I know one thing though it would prevent - if Chrome keeps doing such things that actually may force me to switch back to Firefox. Hiding URLs IMO is a horrible idea.

you can show the entire url while highlighting the root domain. its a design issue, lets hope the solution isn't hiding the entire url

So what I'd like to see eventually is some sort of indicator about the SSL chain itself.

I've put together a quick repo to PoC an idea that maps a chain to an html color, but I have no idea where to incorporate it into a UI.



Why not just colour the domain?

Calling this a phishing mitigation is blatantly dishonest. Hiding the URL does nothing to stop phishing. UX improvements are great, and this is clearly a UX change designed to perform great on metrics Google cares about (like search traffic), but it is not anything resembling an attack mitigation.

Here are some things that actively mitigate phishing; many of them available in Chrome and actively used by many web properties (including Google's).

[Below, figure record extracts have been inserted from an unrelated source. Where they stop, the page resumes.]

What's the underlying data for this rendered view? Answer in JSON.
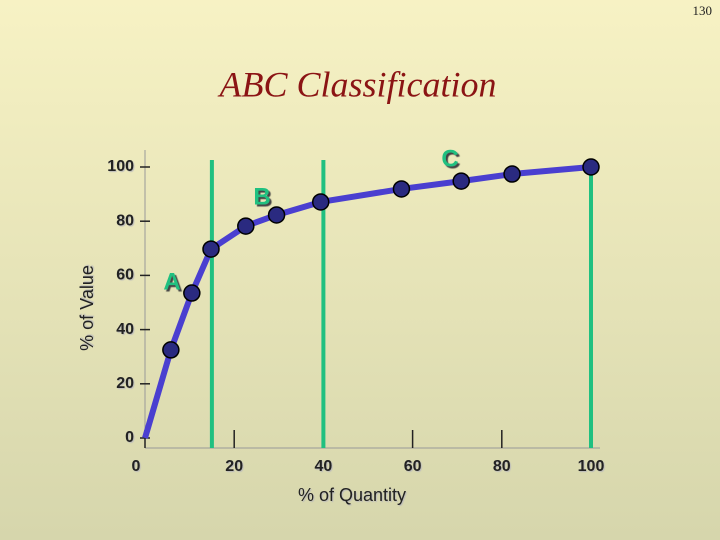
{
  "page_number": "130",
  "chart_data": {
    "type": "line",
    "title": "ABC Classification",
    "x_label": "% of Quantity",
    "y_label": "% of Value",
    "x": [
      0,
      5.8,
      10.5,
      14.8,
      22.6,
      29.5,
      39.4,
      57.5,
      70.9,
      82.3,
      100
    ],
    "values": [
      0,
      32.5,
      53.5,
      69.7,
      78.2,
      82.3,
      87.1,
      91.9,
      94.8,
      97.4,
      100
    ],
    "color": "#4a3fd0",
    "marker_color": "#2a2a80",
    "boundaries": [
      15,
      40,
      100
    ],
    "boundary_color": "#20c080",
    "class_labels": [
      "A",
      "B",
      "C"
    ],
    "xlim": [
      0,
      100
    ],
    "ylim": [
      0,
      100
    ],
    "xticks": [
      0,
      20,
      40,
      60,
      80,
      100
    ],
    "yticks": [
      0,
      20,
      40,
      60,
      80,
      100
    ]
  }
}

HttpOnly cookies (introduced in 2002!)

'secure' cookies

Content Security Policy

iframe sandboxing

input sanitization

isolating user input to low-privilege domains to protect unsecured user information

clear, identifiable URLs that increase the odds of users recognizing something wrong

two-factor authentication

What is an example of a phishing attack or XSS attack that would be stopped by this change? Is there at least an example of an attack that would be mitigated? I cannot for the life of me think of one.

Not one of the things you list helps phishing. I think maybe you are confusing phishing with other types of attacks.

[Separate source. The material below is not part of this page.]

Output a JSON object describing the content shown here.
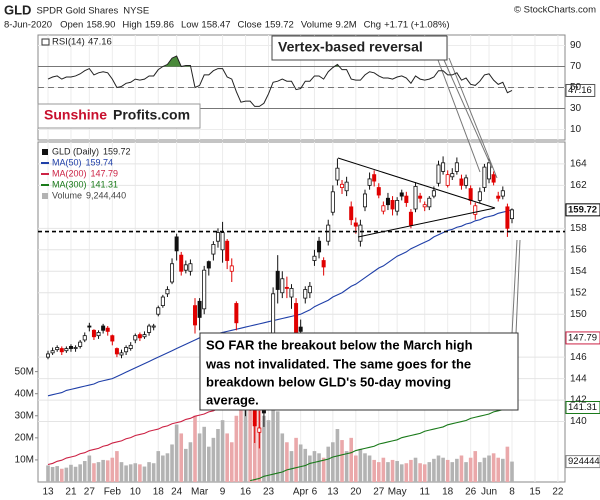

Phishing is when an evil website tricks you into typing your bank password into it. HttpOnly cookies (as an example) are not going to do anything to prevent an evil website from looking like your bank's website.

So this came from the same genius who came up with the "checkbox to show all your passwords in clear text without any further safeguards" feature? Man, you're a menace to the web.

Personal attacks are not allowed on HN.

That should probably go in the Guidelines if true - it's not there now.

If that isn't derivable from the guidelines' call for civility, nothing is.

It's completely possible to be civil to someone while attacking them for their actions. Politicians do it all the time, for instance.